All this does not mean that secret negotiations between Iran and the US are not going ahead. This week the Irish foreign minister, Simon Coveney, met Iran’s president, Hassan Rouhani, in Tehran, in what was assumed to be part of efforts to revive the nuclear deal. French president Emmanuel Macron has also volunteered to act as a go-between, although it is not clear that he has played any role so far.

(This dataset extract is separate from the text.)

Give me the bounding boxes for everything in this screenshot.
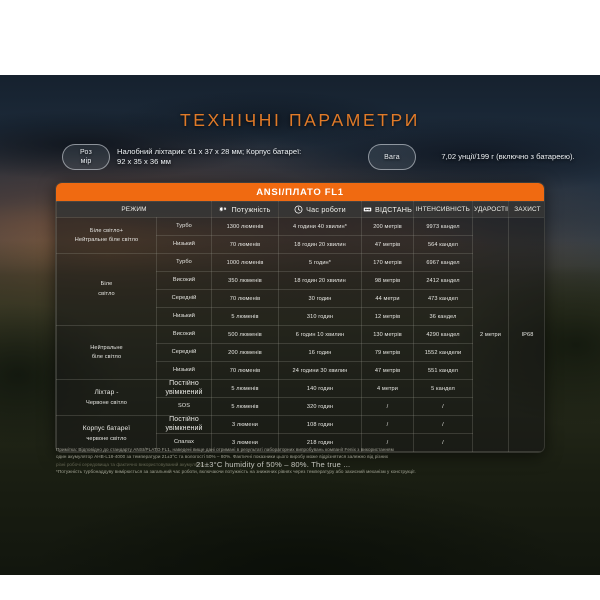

This has led to increased lobbying in the US capital. On March 8, the prominent Republican senator, Bill Hagerty, who is on the Senate foreign policy committee, blamed Biden’s “lax policy towards Tehran” for Houthi drone attacks on Saudi oilfields. A day earlier he had tweeted:
Yet another missile strike against Saudi Arabia today, with all the hallmarks of an Iranian-backed attack. It seems @POTUS Biden’s desire to give Tehran sanctions relief is emboldening the mullahs to escalate their aggression against us and our allies.4
On March 9 we had a letter signed by 70 Republican and 70 Democratic House members, addressed to secretary of state Antony Blinken. This bipartisan initiative does call for an agreement to reinstate limits on Iran’s nuclear programme, but it also adds new demands: Iran should not only curtail its ballistic missile programme, but also address its “malign behaviour throughout the Middle East”.
While I am certainly an opponent of Iran’s nuclear and missile programmes and its policies in the Middle East, the ignorance (or sheer hypocrisy) in the above statement makes you wonder what the letter is actually telling us about the foreign policy of the world’s hegemon power.
For all its reactionary measures, including the severe repression of the Iranian people and the continued pursuance of neoliberal economic policies, it was not Iran, but the US administration, which unilaterally walked out of the Iran nuclear deal - not because it was a “bad deal”, as Trump kept saying, but because it was Barack Obama’s deal. Any attempt at re-negotiation cannot ignore this basic fact.
Iran’s ballistic missile programme is deplorable, mainly because a country that is facing a severe economic crisis, worsened by Covid-19 and US-imposed sanctions, should not be taking such a course. However, the missile programme is a form of insurance. When a regime is threatened with attack, it will take measures which will enable it to counter-attack.
Then we come to Iran’s regional policies. Now let us be very clear about who created a situation where Iran became at least nominally a powerful country in the Middle East. It was the United States, with its unfinished wars in Iraq and Afghanistan. Iran gained unprecedented advantage, as two of its regional enemies - the Taliban in Afghanistan and Saddam Hussein in Iraq - were removed, thanks to US military action. Inevitably this made Iran comparatively more powerful in the region - which raised alarm bells in Riyadh and Tel Aviv and increased Saudi and Israeli determination to bring on conflict with Tehran. The potential for war was exacerbated by arms sales by the US, the UK and their Nato allies. Did they expect the Islamic Republic to do nothing?
In summary, additional demands are unlikely to be acceptable to Iran and anyone serious about reviving the JCPOA - the Joint Comprehensive Plan of Action agreement - knows this. However, all this might be just part of the bargaining before any resumption of formal talks. But, as I have said before, unless there is a last-minute change of heart by the supreme leader, Iran could see a presidential election with a rightwing military candidate supported by the Revolutionary Guards standing against a conservative cleric. The Biden administration would find it very difficult to bring the resulting government to the negotiating table. Time is running out.